I’ve put the k-nearest neighbours algorithm on work. The algorithm finds the nearest k samples to the given one (the one we’d like to predict), and then tries to assume its class/value somehow. So there are three tasks to make it work:
- define distance that will tell the algorithm which are the closest samples
- set k – neighbourhood size
- choose combination of the k values from the closest samples to obtain the final results
For a (user, movie) tuple I found the k closest users that watched the movie, and combined their rates to get a prediction.
Distance
There are many different distance measures to consider. One can try pearson’s correlation coefficient. Vectors’ sparsity brought cosine similarity to my mind. It works fine for clustering documents represented by sparse vectors. But none of those produced satisfactory results, so I tried another method that tries to capture some common sense.

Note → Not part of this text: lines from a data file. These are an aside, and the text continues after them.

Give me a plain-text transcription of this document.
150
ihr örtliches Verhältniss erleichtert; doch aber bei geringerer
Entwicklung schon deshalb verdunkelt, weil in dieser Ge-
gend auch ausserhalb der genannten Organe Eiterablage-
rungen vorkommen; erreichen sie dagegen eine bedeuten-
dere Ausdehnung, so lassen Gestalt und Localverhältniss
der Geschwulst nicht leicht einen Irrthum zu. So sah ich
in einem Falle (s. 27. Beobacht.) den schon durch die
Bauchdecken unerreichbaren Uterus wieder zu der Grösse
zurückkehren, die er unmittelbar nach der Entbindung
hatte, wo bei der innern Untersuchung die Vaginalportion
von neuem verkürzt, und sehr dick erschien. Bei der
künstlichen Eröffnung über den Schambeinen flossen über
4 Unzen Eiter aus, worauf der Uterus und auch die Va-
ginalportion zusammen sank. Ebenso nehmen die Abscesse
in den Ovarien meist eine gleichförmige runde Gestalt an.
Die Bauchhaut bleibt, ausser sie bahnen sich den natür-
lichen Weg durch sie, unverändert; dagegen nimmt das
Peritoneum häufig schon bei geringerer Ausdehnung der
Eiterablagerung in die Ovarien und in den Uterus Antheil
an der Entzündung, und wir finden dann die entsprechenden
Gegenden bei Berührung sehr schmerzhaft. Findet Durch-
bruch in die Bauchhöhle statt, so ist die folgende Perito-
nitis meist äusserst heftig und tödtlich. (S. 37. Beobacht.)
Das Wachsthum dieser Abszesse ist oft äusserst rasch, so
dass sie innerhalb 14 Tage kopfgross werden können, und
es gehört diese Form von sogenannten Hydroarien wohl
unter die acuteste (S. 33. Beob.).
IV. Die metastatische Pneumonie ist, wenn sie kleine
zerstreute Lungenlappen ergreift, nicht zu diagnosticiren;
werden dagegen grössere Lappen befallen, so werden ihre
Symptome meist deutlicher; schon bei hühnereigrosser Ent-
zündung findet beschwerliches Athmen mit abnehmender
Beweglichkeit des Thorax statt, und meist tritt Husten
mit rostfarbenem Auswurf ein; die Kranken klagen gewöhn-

So imagine a person walking into the room full of unknown people. Initially everybody has the same (some average) distance to you. Then you talk to them and the first one likes the same music band as you. So distance to this person diminished a little bit. Then another person says the same band is crap, so his/her distance increases. But there are more bands, movies, actors, moral issues, work related issues etc. you talk about. The more ‘slots’ you have in common and if you agree on each slot above some average agreement, the closer you are to the person.

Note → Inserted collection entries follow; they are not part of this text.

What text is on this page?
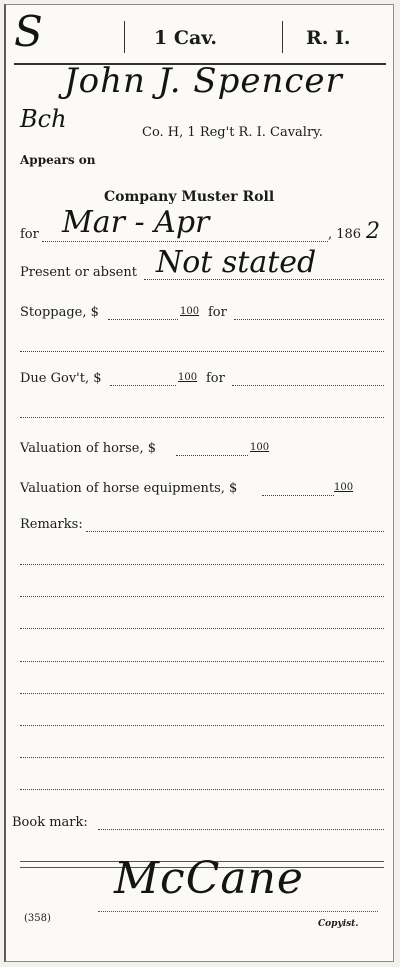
S	1 Cav.	R. I.
John J. Spencer
Bch	Co. H, 1 Reg't R. I. Cavalry.
Appears on
Company Muster Roll
for Mar - Apr	, 186 2
Present or absent Not stated
Stoppage, $	100 for
Due Gov't, $	100 for
Valuation of horse, $	100
Valuation of horse equipments, $	100
Remarks:
Book mark:
McCane
(358)	Copyist.
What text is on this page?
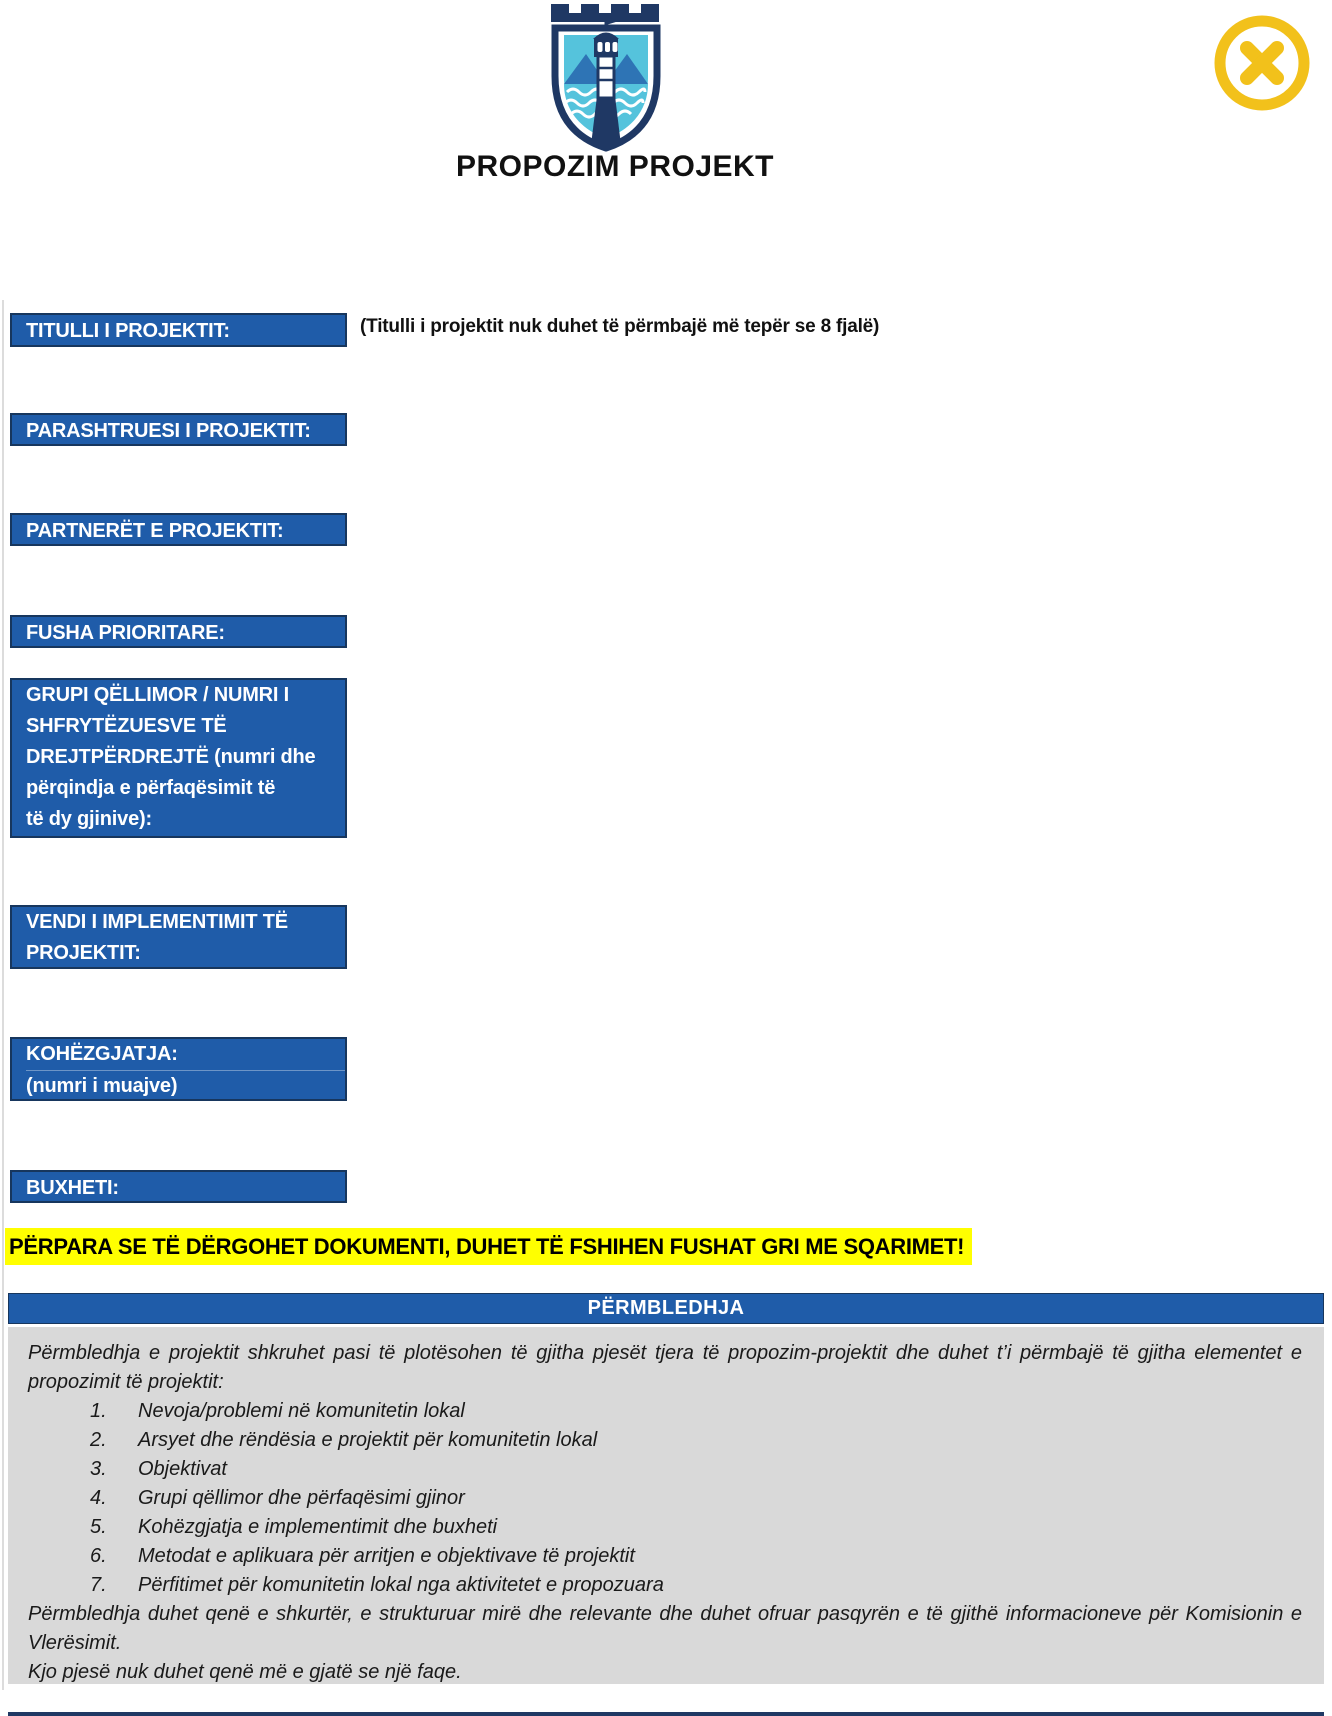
PROPOZIM PROJEKT
TITULLI I PROJEKTIT:	(Titulli i projektit nuk duhet të përmbajë më tepër se 8 fjalë)
PARASHTRUESI I PROJEKTIT:
PARTNERËT E PROJEKTIT:
FUSHA PRIORITARE:
GRUPI QËLLIMOR / NUMRI I
SHFRYTËZUESVE TË
DREJTPËRDREJTË (numri dhe
përqindja e përfaqësimit të
të dy gjinive):
VENDI I IMPLEMENTIMIT TË
PROJEKTIT:
KOHËZGJATJA:
(numri i muajve)
BUXHETI:
PËRPARA SE TË DËRGOHET DOKUMENTI, DUHET TË FSHIHEN FUSHAT GRI ME SQARIMET!
PËRMBLEDHJA
Përmbledhja e projektit shkruhet pasi të plotësohen të gjitha pjesët tjera të propozim-projektit dhe duhet t’i përmbajë të gjitha elementet e propozimit të projektit:
1. Nevoja/problemi në komunitetin lokal
2. Arsyet dhe rëndësia e projektit për komunitetin lokal
3. Objektivat
4. Grupi qëllimor dhe përfaqësimi gjinor
5. Kohëzgjatja e implementimit dhe buxheti
6. Metodat e aplikuara për arritjen e objektivave të projektit
7. Përfitimet për komunitetin lokal nga aktivitetet e propozuara
Përmbledhja duhet qenë e shkurtër, e strukturuar mirë dhe relevante dhe duhet ofruar pasqyrën e të gjithë informacioneve për Komisionin e Vlerësimit.
Kjo pjesë nuk duhet qenë më e gjatë se një faqe.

So that’s exactly what I used to calculate the distance between users. First, i calculated the average distance between all the rates. Actually i took around one million randomly picked rates, and got an average rate-to-rate distance to be 1.53465. When comparing two users their distance was sum of the r1 – r2 – average_distance for the movies in common. And when the movie was not seen by one or both of them, average distance was assumed. That’s how the problem of non-overlapping movies was solved, when users had only a few movies in common.
K
With the distance set, initially i took 100 neighbours, and was a bit lucky, because later i tried also with 25, 50, 75, 125, 150, and 200 but none improved the score. Note also that for other distance the number is not necessarily the same.
Combination
I tried only two of them. one is averaging the 100 rates obtained from the closest samples, and the other is weighted, where weights were dropping linearly from 100 for the closest sample toward 1 for the farthest one. The later gave better results.
Implementation
Built two c++ classes, namely user and movie with all the necessary in their interfaces, such as user::get_closest_users(). Initially everything was written in c, but it was a messy solution. Actually one month later I couldn’t read the code anymore, I got lost in the arrays and pointers…
Running the qualifying dataset took me about five days. Some friends did some caching of the neighbourhood, but didn’t work well. Then one day i got lucky. At work they asked me if i have some software to do some heavy weight testing of the 7 brand new hp blades (each armed with eight cores) to be tested. That’s 56 cores, heaven. Using python script I split the dataset in small pieces and distributed them around the blades and later picked up the results. Using ssh i managed to run it remotely. It took 4 to 6 hours to finish.
Wishes
I had more time to play with it.